Item 3.03 | Material Modification to Rights of Security Holders. |
To the extent required by Item 3.03 of Form 8-K, the information contained in Item 5.03 of this Current Report on Form 8-K is incorporated herein by reference.
Item 5.02 | Departure of Directors or Certain Officers; Election of Directors; Appointment of Certain Officers; Compensatory Arrangements of Certain Officers. |
As previously disclosed, Josh DeRienzis resigned as Chief Legal Officer and Corporate Secretary of Surgalign Holdings, Inc. and its subsidiaries (the “Company”) effective as of the close of business on May 10, 2022. Mr. DeRienzis agreed to continue to provide legal advisory services to the Company as a non-executive at-will employee until June 10, 2022.
Item 5.03 | Amendments to Articles of Incorporation or Bylaws. |
On May 10, 2022, the stockholders of the Company approved the proposal to authorize the Company’s Board of Directors (the “Board”) to amend the Company’s Amended and Restated Certificate of Incorporation to affect a reverse stock split of the Company’s common stock, at a ratio of 1-for-15, 1-for-20 or 1-for-30, such ratio to be determined by the Board of Directors (the “Reverse Stock Split”). On May 11, 2022, the Board adopted resolutions approving the Reverse Stock Split at a ratio of 1-for-30 and authorized the Chief Executive Officer and the Chief Financial Officer (the “Proper Officers”) of the Company to file a Certificate of Amendment (the “Certificate of Amendment”) with the Secretary of State of the State of Delaware to amend the Company’s Amended and Restated Certificate of Incorporation, as amended, to effect the Reverse Stock Split at a date determined by the Proper Officers as appropriate and necessary. The Certificate of Amendment was filed by the Company on May 13, 2022 and the Reverse Stock Split became effective as of the effective date of the Certificate of Amendment, May 16, 2022.
As a result of the Reverse Stock Split, every thirty (30) shares of the Company’s common stock issued or outstanding or held by the Company as treasury stock will be automatically reclassified into one new share of common stock without any action on the part of the holders. The Reverse Stock Split does not modify any rights or preferences of the shares of the Company’s common stock. Proportionate adjustments will be made to the exercise prices and the number of shares underlying the Company’s outstanding equity awards, as applicable, and warrants, as well as to the number of shares issued and issuable under the Company’s equity incentive plans.

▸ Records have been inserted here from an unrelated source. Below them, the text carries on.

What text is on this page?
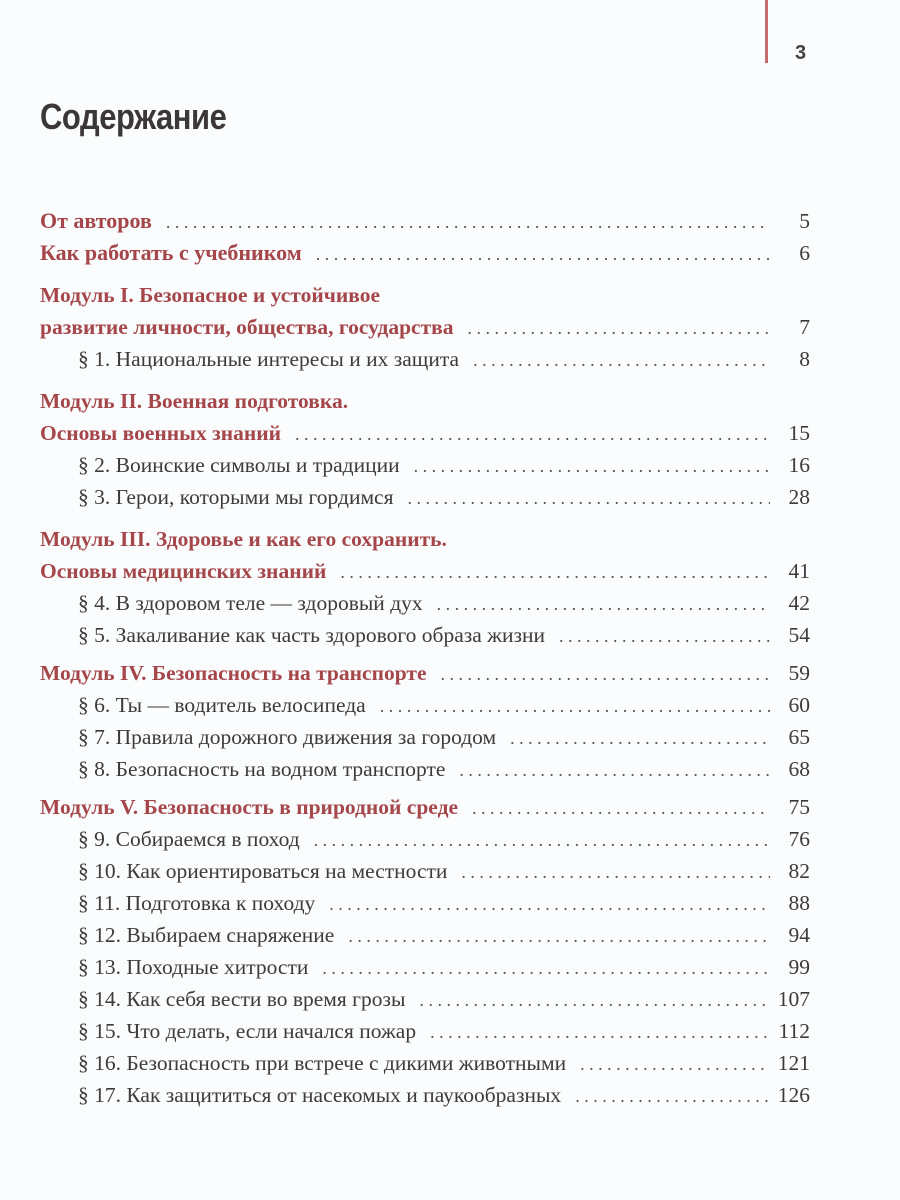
3
Содержание
От авторов . . .	5
Как работать с учебником . . .	6
Модуль I. Безопасное и устойчивое
развитие личности, общества, государства . . .	7
§ 1. Национальные интересы и их защита . . .	8
Модуль II. Военная подготовка.
Основы военных знаний . . .	15
§ 2. Воинские символы и традиции . . .	16
§ 3. Герои, которыми мы гордимся . . .	28
Модуль III. Здоровье и как его сохранить.
Основы медицинских знаний . . .	41
§ 4. В здоровом теле — здоровый дух . . .	42
§ 5. Закаливание как часть здорового образа жизни . . .	54
Модуль IV. Безопасность на транспорте . . .	59
§ 6. Ты — водитель велосипеда . . .	60
§ 7. Правила дорожного движения за городом . . .	65
§ 8. Безопасность на водном транспорте . . .	68
Модуль V. Безопасность в природной среде . . .	75
§ 9. Собираемся в поход . . .	76
§ 10. Как ориентироваться на местности . . .	82
§ 11. Подготовка к походу . . .	88
§ 12. Выбираем снаряжение . . .	94
§ 13. Походные хитрости . . .	99
§ 14. Как себя вести во время грозы . . .	107
§ 15. Что делать, если начался пожар . . .	112
§ 16. Безопасность при встрече с дикими животными . . .	121
§ 17. Как защититься от насекомых и паукообразных . . .	126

The common stock issued pursuant to the Reverse Stock Split remain fully paid and non-assessable. The Reverse Stock Split did not affect the number of authorized shares of common stock or the par value of the common stock.
No fractional shares will be issued in connection with the Reverse Stock Split. Stockholders who would otherwise be entitled to receive fractional shares as a result of the Reverse Stock Split will be entitled to a cash payment in lieu thereof at a price equal to the fraction to which the stockholder would otherwise be entitled multiplied by the closing trading price per share of the common stock (as adjusted for the Reverse Stock Split) on the Nasdaq Global Select Market on the trading day immediately preceding the effective time of the Reverse Stock Split.
The Reverse Stock Split is primarily intended to bring the Company into compliance with the minimum bid price requirements for maintaining its listing on the Nasdaq Global Select Market. Trading of the Company’s common stock on the Nasdaq Global Select Market is expected to continue on a split-adjusted basis when the markets open on May 17, 2022, under the existing trading symbol “SRGA”. The new CUSIP number following the Reverse Stock Split is 86882C 204. The foregoing description of the Certificate of Amendment is qualified in its entirety by reference to the Certificate of Amendment, which is filed as Exhibit 3.1 to this Current Report on Form 8-K and is incorporated herein by reference.